Allelic loss on chromosome 17p is among the most common genetic abnormalities in many human cancers. p53 gene is thought to be the gene associated with the genesis of these cancer types, including HCC[12]. p53 is activated in response to DNA damage, inducing either cell cycle arrest to permit DNA repair or apoptosis. Loss of p53 function occurs mainly through allelic deletions at chromosome 17p13, where p53 gene is located. In human HCC, LOH at chromosome 17p13 has been reported in 25%-60% of tumors, and the worldwide prevalence of p53 mutation is around 28% with, however, important geographic variations. In this study, LOH was observed at exon 2 and 3 (TP53.A) and exon 4 (TP53.B), of the gene in 20% and 30% of HCC cases, respectively, but not detected at exon 11 (TP53.G). In addition, all but one (19/20) patients were positive with HBsAg. These data also support the idea that LOH at p53 gene and HBV infection are highly associated with the pathogenesis and development of HCC.

LOH on D10S579 has been reported in renal cell carcinoma (RCC)[13]. We investigated 20 HCCs in the present study, and found four cases had LOH and eight cases had homozygous deletion on 10q22-10q23 (D10S579). Our finding suggests that on 10q22-10q23, there might be unidentified TSG(s) that plays an important role in the pathogenesis of hepatocellular carcinoma.

22q11.2-22q12.1 (D22S421) is near the locus of NF2 gene. NF2 (neurofibromatosis 2) gene, which is located on chromosome 22q12.2-22q12.2, is postulated to be a tumor suppressor gene. It encodes for a protein with 595 amino acids, designated as merlin or schwannomin which belongs to a family of cytoskeletal proteins. The majority of NF2 gene mutations are deletions, insertions, and point mutations, all of which lead to a nonfunctional, truncated protein[14].

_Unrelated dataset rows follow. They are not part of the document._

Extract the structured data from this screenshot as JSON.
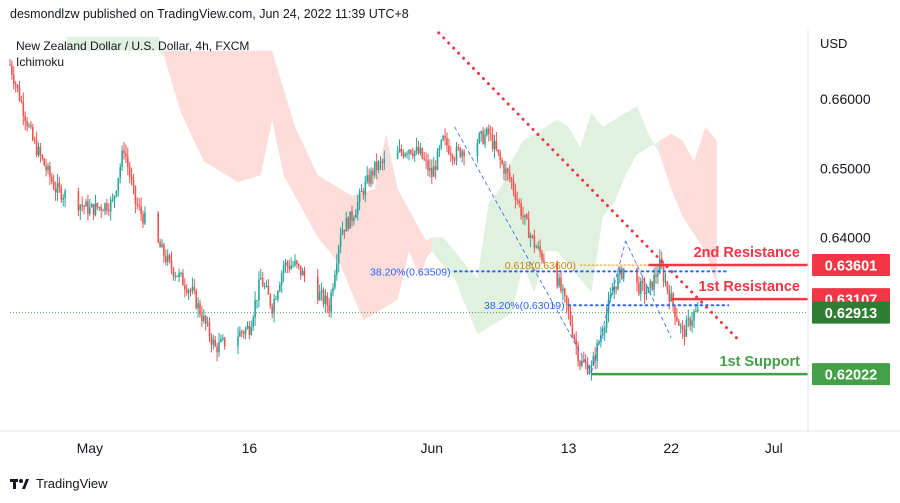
{
  "header": {
    "publisher": "desmondlzw published on TradingView.com, Jun 24, 2022 11:39 UTC+8"
  },
  "footer": {
    "logo_text": "TradingView",
    "logo_icon": "tradingview-logo-icon"
  },
  "chart_data": {
    "type": "candlestick",
    "title": "New Zealand Dollar / U.S. Dollar, 4h, FXCM",
    "indicator": "Ichimoku",
    "currency": "USD",
    "ylim": [
      0.612,
      0.67
    ],
    "y_ticks": [
      "0.66000",
      "0.65000",
      "0.64000"
    ],
    "x_ticks": [
      "May",
      "16",
      "Jun",
      "13",
      "22",
      "Jul"
    ],
    "x_tick_dates": [
      "2022-05-02",
      "2022-05-16",
      "2022-06-01",
      "2022-06-13",
      "2022-06-22",
      "2022-07-01"
    ],
    "x_start": "2022-04-25",
    "x_end": "2022-07-04",
    "colors": {
      "up": "#26a69a",
      "down": "#ef5350",
      "trendline": "#f23645",
      "fib_line": "#2962ff",
      "fib_label": "#2962ff",
      "fib_618_label": "#ff9800",
      "resistance": "#f23645",
      "support": "#43a047",
      "price_tag": "#2e7d32",
      "cloud_bear": "#f8b3ad",
      "cloud_bull": "#a5d6a7"
    },
    "close_path": [
      [
        "2022-04-25",
        0.665
      ],
      [
        "2022-04-27",
        0.654
      ],
      [
        "2022-04-29",
        0.647
      ],
      [
        "2022-05-02",
        0.644
      ],
      [
        "2022-05-04",
        0.645
      ],
      [
        "2022-05-05",
        0.653
      ],
      [
        "2022-05-06",
        0.645
      ],
      [
        "2022-05-09",
        0.636
      ],
      [
        "2022-05-11",
        0.632
      ],
      [
        "2022-05-12",
        0.628
      ],
      [
        "2022-05-13",
        0.624
      ],
      [
        "2022-05-16",
        0.627
      ],
      [
        "2022-05-17",
        0.634
      ],
      [
        "2022-05-18",
        0.63
      ],
      [
        "2022-05-19",
        0.636
      ],
      [
        "2022-05-20",
        0.636
      ],
      [
        "2022-05-23",
        0.63
      ],
      [
        "2022-05-24",
        0.641
      ],
      [
        "2022-05-25",
        0.643
      ],
      [
        "2022-05-26",
        0.647
      ],
      [
        "2022-05-27",
        0.65
      ],
      [
        "2022-05-30",
        0.653
      ],
      [
        "2022-05-31",
        0.652
      ],
      [
        "2022-06-01",
        0.649
      ],
      [
        "2022-06-02",
        0.654
      ],
      [
        "2022-06-03",
        0.652
      ],
      [
        "2022-06-06",
        0.655
      ],
      [
        "2022-06-07",
        0.651
      ],
      [
        "2022-06-08",
        0.648
      ],
      [
        "2022-06-09",
        0.643
      ],
      [
        "2022-06-10",
        0.639
      ],
      [
        "2022-06-12",
        0.634
      ],
      [
        "2022-06-13",
        0.629
      ],
      [
        "2022-06-14",
        0.622
      ],
      [
        "2022-06-15",
        0.621
      ],
      [
        "2022-06-16",
        0.627
      ],
      [
        "2022-06-17",
        0.633
      ],
      [
        "2022-06-18",
        0.636
      ],
      [
        "2022-06-19",
        0.633
      ],
      [
        "2022-06-20",
        0.632
      ],
      [
        "2022-06-21",
        0.636
      ],
      [
        "2022-06-22",
        0.631
      ],
      [
        "2022-06-23",
        0.626
      ],
      [
        "2022-06-24",
        0.629
      ]
    ],
    "trendline": {
      "from": [
        "2022-05-30",
        0.674
      ],
      "to": [
        "2022-06-28",
        0.625
      ]
    },
    "levels": [
      {
        "name": "2nd Resistance",
        "value": 0.63601,
        "tag": "0.63601",
        "kind": "resistance",
        "from": "2022-06-20"
      },
      {
        "name": "1st Resistance",
        "value": 0.63107,
        "tag": "0.63107",
        "kind": "resistance",
        "from": "2022-06-22"
      },
      {
        "name": "1st Support",
        "value": 0.62022,
        "tag": "0.62022",
        "kind": "support",
        "from": "2022-06-15"
      }
    ],
    "current_price": {
      "value": 0.62913,
      "tag": "0.62913"
    },
    "fib_levels": [
      {
        "label": "38.20%(0.63509)",
        "value": 0.63509,
        "from": "2022-06-03",
        "to": "2022-06-27"
      },
      {
        "label": "38.20%(0.63019)",
        "value": 0.63019,
        "from": "2022-06-13",
        "to": "2022-06-27"
      },
      {
        "label": "0.618(0.63600)",
        "value": 0.636,
        "from": "2022-06-14",
        "to": "2022-06-20",
        "label_color": "orange"
      }
    ]
  }
}
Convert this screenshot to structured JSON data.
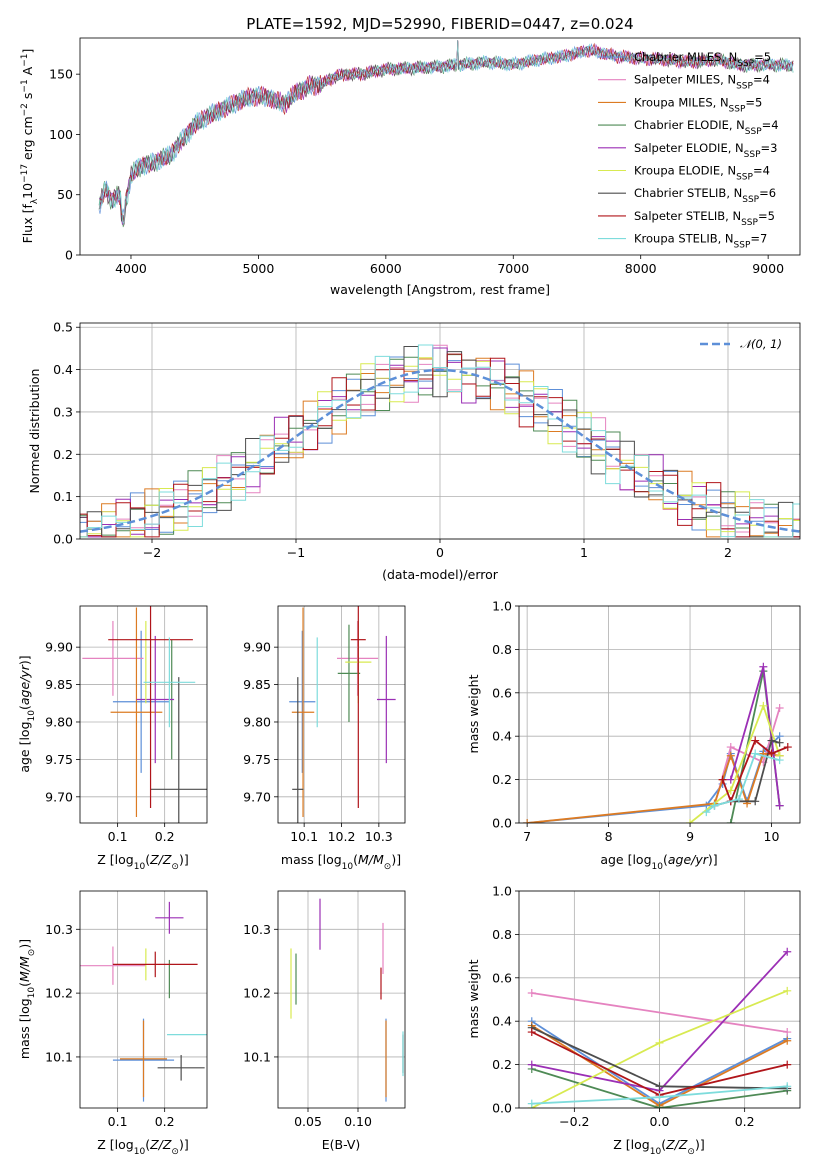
{
  "title": "PLATE=1592, MJD=52990, FIBERID=0447, z=0.024",
  "colors": {
    "Chabrier MILES": "#5d8fd8",
    "Salpeter MILES": "#e583c0",
    "Kroupa MILES": "#dc7b23",
    "Chabrier ELODIE": "#4e8a55",
    "Salpeter ELODIE": "#9b2fb5",
    "Kroupa ELODIE": "#d8ea51",
    "Chabrier STELIB": "#4d4d4d",
    "Salpeter STELIB": "#b0151a",
    "Kroupa STELIB": "#7edcdc",
    "gaussian": "#5d8fd8"
  },
  "models": [
    "Chabrier MILES",
    "Salpeter MILES",
    "Kroupa MILES",
    "Chabrier ELODIE",
    "Salpeter ELODIE",
    "Kroupa ELODIE",
    "Chabrier STELIB",
    "Salpeter STELIB",
    "Kroupa STELIB"
  ],
  "chart_data": [
    {
      "id": "spectrum",
      "type": "line",
      "title": "PLATE=1592, MJD=52990, FIBERID=0447, z=0.024",
      "xlabel": "wavelength [Angstrom, rest frame]",
      "ylabel": "Flux [f_λ 10^-17 erg cm^-2 s^-1 A^-1]",
      "xlim": [
        3600,
        9250
      ],
      "ylim": [
        0,
        180
      ],
      "xticks": [
        4000,
        5000,
        6000,
        7000,
        8000,
        9000
      ],
      "yticks": [
        0,
        50,
        100,
        150
      ],
      "continuum_x": [
        3750,
        3800,
        3850,
        3900,
        3950,
        4000,
        4050,
        4100,
        4150,
        4200,
        4300,
        4400,
        4500,
        4600,
        4700,
        4800,
        4900,
        5000,
        5100,
        5200,
        5300,
        5400,
        5500,
        5600,
        5700,
        5800,
        5900,
        6000,
        6200,
        6400,
        6600,
        6800,
        7000,
        7200,
        7400,
        7600,
        7800,
        8000,
        8200,
        8400,
        8600,
        8800,
        9000,
        9200
      ],
      "continuum_y": [
        40,
        55,
        45,
        50,
        40,
        65,
        72,
        75,
        75,
        78,
        82,
        95,
        108,
        115,
        120,
        125,
        130,
        132,
        130,
        125,
        135,
        140,
        142,
        148,
        150,
        150,
        152,
        154,
        155,
        156,
        158,
        160,
        158,
        162,
        165,
        170,
        165,
        163,
        162,
        160,
        162,
        157,
        158,
        157
      ],
      "dropouts": [
        {
          "model": "Kroupa ELODIE",
          "x": 3920
        },
        {
          "model": "Kroupa ELODIE",
          "x": 6780
        },
        {
          "model": "Kroupa MILES",
          "x": 7420
        }
      ],
      "emission_peak": {
        "x": 6563,
        "y": 178
      },
      "legend": [
        {
          "label": "Chabrier MILES, N_SSP=5",
          "text": "Chabrier MILES, N",
          "sub": "SSP",
          "num": "=5",
          "model": "Chabrier MILES"
        },
        {
          "label": "Salpeter MILES, N_SSP=4",
          "text": "Salpeter MILES, N",
          "sub": "SSP",
          "num": "=4",
          "model": "Salpeter MILES"
        },
        {
          "label": "Kroupa MILES, N_SSP=5",
          "text": "Kroupa MILES, N",
          "sub": "SSP",
          "num": "=5",
          "model": "Kroupa MILES"
        },
        {
          "label": "Chabrier ELODIE, N_SSP=4",
          "text": "Chabrier ELODIE, N",
          "sub": "SSP",
          "num": "=4",
          "model": "Chabrier ELODIE"
        },
        {
          "label": "Salpeter ELODIE, N_SSP=3",
          "text": "Salpeter ELODIE, N",
          "sub": "SSP",
          "num": "=3",
          "model": "Salpeter ELODIE"
        },
        {
          "label": "Kroupa ELODIE, N_SSP=4",
          "text": "Kroupa ELODIE, N",
          "sub": "SSP",
          "num": "=4",
          "model": "Kroupa ELODIE"
        },
        {
          "label": "Chabrier STELIB, N_SSP=6",
          "text": "Chabrier STELIB, N",
          "sub": "SSP",
          "num": "=6",
          "model": "Chabrier STELIB"
        },
        {
          "label": "Salpeter STELIB, N_SSP=5",
          "text": "Salpeter STELIB, N",
          "sub": "SSP",
          "num": "=5",
          "model": "Salpeter STELIB"
        },
        {
          "label": "Kroupa STELIB, N_SSP=7",
          "text": "Kroupa STELIB, N",
          "sub": "SSP",
          "num": "=7",
          "model": "Kroupa STELIB"
        }
      ]
    },
    {
      "id": "residuals",
      "type": "histogram",
      "xlabel": "(data-model)/error",
      "ylabel": "Normed distribution",
      "xlim": [
        -2.5,
        2.5
      ],
      "ylim": [
        0,
        0.51
      ],
      "xticks": [
        -2,
        -1,
        0,
        1,
        2
      ],
      "yticks": [
        0.0,
        0.1,
        0.2,
        0.3,
        0.4,
        0.5
      ],
      "bin_width": 0.1,
      "gaussian_legend": "𝒩(0, 1)",
      "gaussian": {
        "mean": 0,
        "sigma": 1
      }
    },
    {
      "id": "age-vs-Z",
      "type": "errorbar",
      "xlabel": "Z [log10(Z/Z⊙)]",
      "ylabel": "age [log10(age/yr)]",
      "xlim": [
        0.02,
        0.29
      ],
      "ylim": [
        9.665,
        9.955
      ],
      "xticks": [
        0.1,
        0.2
      ],
      "yticks": [
        9.7,
        9.75,
        9.8,
        9.85,
        9.9
      ],
      "points": [
        {
          "model": "Chabrier MILES",
          "x": 0.15,
          "xerr": 0.06,
          "y": 9.827,
          "yerr": 0.095
        },
        {
          "model": "Salpeter MILES",
          "x": 0.09,
          "xerr": 0.065,
          "y": 9.885,
          "yerr": 0.05
        },
        {
          "model": "Kroupa MILES",
          "x": 0.14,
          "xerr": 0.055,
          "y": 9.813,
          "yerr": 0.14
        },
        {
          "model": "Chabrier ELODIE",
          "x": 0.215,
          "xerr": 0.0,
          "y": 9.83,
          "yerr": 0.08
        },
        {
          "model": "Salpeter ELODIE",
          "x": 0.18,
          "xerr": 0.04,
          "y": 9.83,
          "yerr": 0.085
        },
        {
          "model": "Kroupa ELODIE",
          "x": 0.16,
          "xerr": 0.0,
          "y": 9.88,
          "yerr": 0.055
        },
        {
          "model": "Chabrier STELIB",
          "x": 0.23,
          "xerr": 0.06,
          "y": 9.71,
          "yerr": 0.15
        },
        {
          "model": "Salpeter STELIB",
          "x": 0.17,
          "xerr": 0.09,
          "y": 9.91,
          "yerr": 0.225
        },
        {
          "model": "Kroupa STELIB",
          "x": 0.21,
          "xerr": 0.055,
          "y": 9.853,
          "yerr": 0.06
        }
      ]
    },
    {
      "id": "age-vs-mass",
      "type": "errorbar",
      "xlabel": "mass [log10(M/M⊙)]",
      "ylabel": "",
      "xlim": [
        10.03,
        10.37
      ],
      "ylim": [
        9.665,
        9.955
      ],
      "xticks": [
        10.1,
        10.2,
        10.3
      ],
      "yticks": [
        9.7,
        9.75,
        9.8,
        9.85,
        9.9
      ],
      "points": [
        {
          "model": "Chabrier MILES",
          "x": 10.095,
          "xerr": 0.035,
          "y": 9.827,
          "yerr": 0.095
        },
        {
          "model": "Salpeter MILES",
          "x": 10.243,
          "xerr": 0.055,
          "y": 9.885,
          "yerr": 0.05
        },
        {
          "model": "Kroupa MILES",
          "x": 10.097,
          "xerr": 0.03,
          "y": 9.813,
          "yerr": 0.14
        },
        {
          "model": "Chabrier ELODIE",
          "x": 10.22,
          "xerr": 0.03,
          "y": 9.865,
          "yerr": 0.065
        },
        {
          "model": "Salpeter ELODIE",
          "x": 10.32,
          "xerr": 0.025,
          "y": 9.83,
          "yerr": 0.085
        },
        {
          "model": "Kroupa ELODIE",
          "x": 10.245,
          "xerr": 0.035,
          "y": 9.88,
          "yerr": 0.055
        },
        {
          "model": "Chabrier STELIB",
          "x": 10.083,
          "xerr": 0.015,
          "y": 9.71,
          "yerr": 0.15
        },
        {
          "model": "Salpeter STELIB",
          "x": 10.245,
          "xerr": 0.02,
          "y": 9.91,
          "yerr": 0.225
        },
        {
          "model": "Kroupa STELIB",
          "x": 10.135,
          "xerr": 0.0,
          "y": 9.853,
          "yerr": 0.06
        }
      ]
    },
    {
      "id": "mass-weight-vs-age",
      "type": "line",
      "xlabel": "age [log10(age/yr)]",
      "ylabel": "mass weight",
      "xlim": [
        6.9,
        10.35
      ],
      "ylim": [
        0,
        1.0
      ],
      "xticks": [
        7,
        8,
        9,
        10
      ],
      "yticks": [
        0.0,
        0.2,
        0.4,
        0.6,
        0.8,
        1.0
      ],
      "series": [
        {
          "model": "Chabrier MILES",
          "x": [
            7.0,
            9.2,
            9.4,
            9.5,
            9.7,
            9.9,
            10.1
          ],
          "y": [
            0.0,
            0.08,
            0.18,
            0.32,
            0.1,
            0.33,
            0.4
          ]
        },
        {
          "model": "Salpeter MILES",
          "x": [
            9.3,
            9.5,
            9.9,
            10.1
          ],
          "y": [
            0.08,
            0.35,
            0.28,
            0.53
          ]
        },
        {
          "model": "Kroupa MILES",
          "x": [
            7.0,
            9.3,
            9.4,
            9.5,
            9.7,
            9.9,
            10.1
          ],
          "y": [
            0.0,
            0.09,
            0.2,
            0.31,
            0.09,
            0.32,
            0.31
          ]
        },
        {
          "model": "Chabrier ELODIE",
          "x": [
            9.5,
            9.9,
            10.1
          ],
          "y": [
            0.0,
            0.7,
            0.08
          ]
        },
        {
          "model": "Salpeter ELODIE",
          "x": [
            9.5,
            9.9,
            10.1
          ],
          "y": [
            0.2,
            0.72,
            0.08
          ]
        },
        {
          "model": "Kroupa ELODIE",
          "x": [
            9.0,
            9.5,
            9.9,
            10.1
          ],
          "y": [
            0.0,
            0.15,
            0.54,
            0.31
          ]
        },
        {
          "model": "Chabrier STELIB",
          "x": [
            9.3,
            9.5,
            9.8,
            10.0,
            10.1
          ],
          "y": [
            0.08,
            0.1,
            0.1,
            0.38,
            0.37
          ]
        },
        {
          "model": "Salpeter STELIB",
          "x": [
            9.4,
            9.5,
            9.8,
            10.0,
            10.2
          ],
          "y": [
            0.2,
            0.1,
            0.38,
            0.32,
            0.35
          ]
        },
        {
          "model": "Kroupa STELIB",
          "x": [
            9.2,
            9.3,
            9.6,
            9.8,
            10.1
          ],
          "y": [
            0.05,
            0.08,
            0.11,
            0.32,
            0.29
          ]
        }
      ]
    },
    {
      "id": "mass-vs-Z",
      "type": "errorbar",
      "xlabel": "Z [log10(Z/Z⊙)]",
      "ylabel": "mass [log10(M/M⊙)]",
      "xlim": [
        0.02,
        0.29
      ],
      "ylim": [
        10.02,
        10.36
      ],
      "xticks": [
        0.1,
        0.2
      ],
      "yticks": [
        10.1,
        10.2,
        10.3
      ],
      "points": [
        {
          "model": "Chabrier MILES",
          "x": 0.155,
          "xerr": 0.065,
          "y": 10.095,
          "yerr": 0.065
        },
        {
          "model": "Salpeter MILES",
          "x": 0.09,
          "xerr": 0.07,
          "y": 10.243,
          "yerr": 0.03
        },
        {
          "model": "Kroupa MILES",
          "x": 0.155,
          "xerr": 0.05,
          "y": 10.097,
          "yerr": 0.06
        },
        {
          "model": "Chabrier ELODIE",
          "x": 0.21,
          "xerr": 0.0,
          "y": 10.222,
          "yerr": 0.03
        },
        {
          "model": "Salpeter ELODIE",
          "x": 0.21,
          "xerr": 0.03,
          "y": 10.318,
          "yerr": 0.025
        },
        {
          "model": "Kroupa ELODIE",
          "x": 0.16,
          "xerr": 0.0,
          "y": 10.245,
          "yerr": 0.025
        },
        {
          "model": "Chabrier STELIB",
          "x": 0.235,
          "xerr": 0.05,
          "y": 10.083,
          "yerr": 0.02
        },
        {
          "model": "Salpeter STELIB",
          "x": 0.18,
          "xerr": 0.09,
          "y": 10.245,
          "yerr": 0.02
        },
        {
          "model": "Kroupa STELIB",
          "x": 0.25,
          "xerr": 0.045,
          "y": 10.135,
          "yerr": 0.0
        }
      ]
    },
    {
      "id": "mass-vs-ebv",
      "type": "errorbar",
      "xlabel": "E(B-V)",
      "ylabel": "",
      "xlim": [
        0.02,
        0.147
      ],
      "ylim": [
        10.02,
        10.36
      ],
      "xticks": [
        0.05,
        0.1
      ],
      "yticks": [
        10.1,
        10.2,
        10.3
      ],
      "points": [
        {
          "model": "Chabrier MILES",
          "x": 0.128,
          "xerr": 0.0,
          "y": 10.095,
          "yerr": 0.065
        },
        {
          "model": "Salpeter MILES",
          "x": 0.125,
          "xerr": 0.0,
          "y": 10.27,
          "yerr": 0.04
        },
        {
          "model": "Kroupa MILES",
          "x": 0.128,
          "xerr": 0.0,
          "y": 10.097,
          "yerr": 0.06
        },
        {
          "model": "Chabrier ELODIE",
          "x": 0.038,
          "xerr": 0.0,
          "y": 10.222,
          "yerr": 0.04
        },
        {
          "model": "Salpeter ELODIE",
          "x": 0.062,
          "xerr": 0.0,
          "y": 10.308,
          "yerr": 0.04
        },
        {
          "model": "Kroupa ELODIE",
          "x": 0.033,
          "xerr": 0.0,
          "y": 10.215,
          "yerr": 0.055
        },
        {
          "model": "Chabrier STELIB",
          "x": 0.145,
          "xerr": 0.0,
          "y": 10.105,
          "yerr": 0.03
        },
        {
          "model": "Salpeter STELIB",
          "x": 0.123,
          "xerr": 0.0,
          "y": 10.215,
          "yerr": 0.025
        },
        {
          "model": "Kroupa STELIB",
          "x": 0.145,
          "xerr": 0.0,
          "y": 10.105,
          "yerr": 0.035
        }
      ]
    },
    {
      "id": "mass-weight-vs-Z",
      "type": "line",
      "xlabel": "Z [log10(Z/Z⊙)]",
      "ylabel": "mass weight",
      "xlim": [
        -0.33,
        0.33
      ],
      "ylim": [
        0,
        1.0
      ],
      "xticks": [
        -0.2,
        0.0,
        0.2
      ],
      "yticks": [
        0.0,
        0.2,
        0.4,
        0.6,
        0.8,
        1.0
      ],
      "series": [
        {
          "model": "Chabrier MILES",
          "x": [
            -0.3,
            0.0,
            0.3
          ],
          "y": [
            0.4,
            0.02,
            0.32
          ]
        },
        {
          "model": "Salpeter MILES",
          "x": [
            -0.3,
            0.3
          ],
          "y": [
            0.53,
            0.35
          ]
        },
        {
          "model": "Kroupa MILES",
          "x": [
            -0.3,
            0.0,
            0.3
          ],
          "y": [
            0.38,
            0.01,
            0.31
          ]
        },
        {
          "model": "Chabrier ELODIE",
          "x": [
            -0.3,
            0.0,
            0.3
          ],
          "y": [
            0.18,
            0.0,
            0.08
          ]
        },
        {
          "model": "Salpeter ELODIE",
          "x": [
            -0.3,
            0.0,
            0.3
          ],
          "y": [
            0.2,
            0.08,
            0.72
          ]
        },
        {
          "model": "Kroupa ELODIE",
          "x": [
            -0.3,
            0.0,
            0.3
          ],
          "y": [
            0.0,
            0.3,
            0.54
          ]
        },
        {
          "model": "Chabrier STELIB",
          "x": [
            -0.3,
            0.0,
            0.3
          ],
          "y": [
            0.37,
            0.1,
            0.09
          ]
        },
        {
          "model": "Salpeter STELIB",
          "x": [
            -0.3,
            0.0,
            0.3
          ],
          "y": [
            0.35,
            0.06,
            0.2
          ]
        },
        {
          "model": "Kroupa STELIB",
          "x": [
            -0.3,
            0.0,
            0.3
          ],
          "y": [
            0.02,
            0.05,
            0.1
          ]
        }
      ]
    }
  ]
}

LOH at the NF2 locus has been observed in many tumors, including schwannoma[15], meningioma[16], malignant mesothelioma[17], gastrointestinal stromal tumor[18], colorectal carcinoma[19]. However, Handel-Fernandez et al[20] found that there was no LOH at NF2 gene in pancreatic adenocarcinoma, but 37% of the cases had deletions which were clustered into two separate areas of chromosome 22 - one proximal and one distal to NF2 gene. In the present study, we detected LOH on 22q11.2-22q12.1 in three of 20 HCCs and homozygous deletion on 22q11.2-22q12.1 in eight of 20 HCCs. Our finding suggests that 22q11.2-22q12.1 likely contains an unidentified tumor suppressor gene that contributes to the pathogenesis and the development of HCC, that the region plays an important role of cis-acting element similar to NF2 gene, or that it acts the part of trans-acting factor similar to other TSGs, such as p53 gene.

In conclusion, we have obtained important new information on LOH and homozygous deletion in chromosome 10q, 22q and 17p, in a subset of HCC. Inactivation of p53 gene and unidentified tumor suppressor gene(s), present in regions of 10q22-10q23 and 22q11.2-22q12.1, may play an important role in the pathogenesis of HCC.